Further, the bill imposes limits on Parent PLUS Loans for undergraduates, capping annual borrowing at $20,000 per student and lifetime borrowing at $65,000 per dependent.
“This is a curse and a blessing,” Maryland’s Sharon Tolliver told The Final Call. “I spent so much on my son’s education. I was happy to help; that’s the blessing. Had there been a cap on what I could spend, that might have forced him to seek other sources of funds besides my bank account. It would have felt like a curse at the time, but we would have worked it out.”

The controversial professional degree definition
The ED has also finished rewriting the official definition of a “professional degree.” This decides if a student has a lifetime limit of $100,000 or $200,000. This definition confirms a narrow reading of what a professional degree is. Degrees that will continue to qualify for the higher ($200,000) professional loan cap are in medicine, law, dentistry, veterinary medicine, pharmacy, optometry, podiatry, chiropractic, theology, and clinical psychology. However, this new narrow definition excludes primary health professions like nursing, physician assistant, nurse practitioner, physical therapy, occupational therapy, public health, audiology, speech pathology, counseling, social work, and health administration.
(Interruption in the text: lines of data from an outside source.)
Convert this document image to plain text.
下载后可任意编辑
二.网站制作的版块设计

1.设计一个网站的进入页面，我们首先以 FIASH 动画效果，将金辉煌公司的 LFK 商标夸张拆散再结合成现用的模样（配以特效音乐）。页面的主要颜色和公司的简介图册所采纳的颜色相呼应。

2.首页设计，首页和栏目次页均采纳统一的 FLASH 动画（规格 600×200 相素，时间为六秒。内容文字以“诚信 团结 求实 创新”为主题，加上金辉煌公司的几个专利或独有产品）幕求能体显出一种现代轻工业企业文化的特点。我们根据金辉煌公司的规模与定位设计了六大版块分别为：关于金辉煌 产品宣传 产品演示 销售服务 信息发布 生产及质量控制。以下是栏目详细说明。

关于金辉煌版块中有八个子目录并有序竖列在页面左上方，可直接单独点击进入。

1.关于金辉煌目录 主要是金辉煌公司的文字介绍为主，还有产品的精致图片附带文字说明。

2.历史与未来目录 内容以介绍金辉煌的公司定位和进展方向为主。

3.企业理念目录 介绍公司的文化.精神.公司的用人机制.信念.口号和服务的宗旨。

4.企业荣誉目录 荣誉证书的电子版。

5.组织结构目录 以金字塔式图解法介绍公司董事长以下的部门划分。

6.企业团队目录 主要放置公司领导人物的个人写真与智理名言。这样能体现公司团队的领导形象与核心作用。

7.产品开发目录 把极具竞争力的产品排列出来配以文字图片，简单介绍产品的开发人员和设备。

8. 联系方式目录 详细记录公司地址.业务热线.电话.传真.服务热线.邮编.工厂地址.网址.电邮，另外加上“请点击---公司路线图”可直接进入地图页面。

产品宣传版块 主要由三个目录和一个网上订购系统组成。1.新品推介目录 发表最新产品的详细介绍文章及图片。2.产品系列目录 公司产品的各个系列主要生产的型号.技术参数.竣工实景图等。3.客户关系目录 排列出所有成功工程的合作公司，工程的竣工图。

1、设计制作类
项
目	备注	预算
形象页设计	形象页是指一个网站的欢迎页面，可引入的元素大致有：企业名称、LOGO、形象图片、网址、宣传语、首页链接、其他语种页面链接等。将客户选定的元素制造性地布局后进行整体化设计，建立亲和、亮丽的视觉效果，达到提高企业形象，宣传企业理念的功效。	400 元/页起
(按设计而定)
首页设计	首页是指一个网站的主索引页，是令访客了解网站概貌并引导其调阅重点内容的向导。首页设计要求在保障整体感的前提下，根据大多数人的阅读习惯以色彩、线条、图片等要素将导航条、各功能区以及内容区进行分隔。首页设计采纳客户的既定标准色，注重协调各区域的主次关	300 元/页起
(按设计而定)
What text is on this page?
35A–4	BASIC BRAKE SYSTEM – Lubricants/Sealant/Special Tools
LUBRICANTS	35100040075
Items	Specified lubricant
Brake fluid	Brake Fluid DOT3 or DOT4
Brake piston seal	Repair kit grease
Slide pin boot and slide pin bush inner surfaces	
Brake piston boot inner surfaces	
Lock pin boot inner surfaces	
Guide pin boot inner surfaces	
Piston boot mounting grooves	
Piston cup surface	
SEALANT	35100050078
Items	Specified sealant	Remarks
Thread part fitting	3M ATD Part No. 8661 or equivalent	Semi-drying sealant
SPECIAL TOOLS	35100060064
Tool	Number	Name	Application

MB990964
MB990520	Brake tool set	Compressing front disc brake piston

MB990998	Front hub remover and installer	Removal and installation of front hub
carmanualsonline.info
These students are classified as “standard graduate students” with a $100,000 lifetime cap.
Experts across fields oppose the new definition, warning of impacts on healthcare sectors. The Association of Schools and Programs of Public Health led a coalition letter to the Education Department’s RISE (Reimagining and Improving Student Education) Committee, joined by groups representing nurses, pharmacists, veterinarians, therapists, dentists, public health workers, and other healthcare professionals.
“A broad, consistent definition of ‘professional degree’ is essential to sustaining the nation’s multidisciplinary health workforce and protecting the health of all Americans,” they wrote.
The capping of Parent PLUS and the elimination of Grad PLUS loan programs directly impact the pipeline for high-cost professional fields like medicine and law, where Black students often borrow more to cover the cost of attendance.
“Caps on student loans put graduate school and post-graduate degrees, such as medical and law degrees, out of reach for anyone but the wealthy or those willing to risk taking out private loans, which can be predatory and do not typically offer income-based repayment options like some federal government options. This means that educational opportunities for Black people will become more limited, affecting potential earning power,” explained the NAACP Legal Defense Fund.
While there is anxiety about higher education funding sources, the Honorable Minister Louis Farrakhan encourages people to reconsider the purpose of education in Study Guide 21.
“You have an educational system that has an elite at the top, then a lesser elite and a lesser elite, then the mass who work for the elite. You look at your life—you work if you have a job, but that is not what you are born to do. You do it out of necessity because there is a salary at the end of the week that allows you to pay the car note, the mortgage, go to the grocery store and feed yourself,” he writes.
“Everything that God creates is found trying to fulfill its purpose. And if it fulfills its purpose, it is equal to everything else in creation. The flea is equal to the Sun. How could the flea be equal to the Sun? Because the Sun is fulfilling its purpose and the flea is fulfilling its purpose. Look at the millions and billions of human beings on our planet under this system of education who don’t even know—have not even given it a thought—that there is a higher purpose for your presence on God’s Earth.”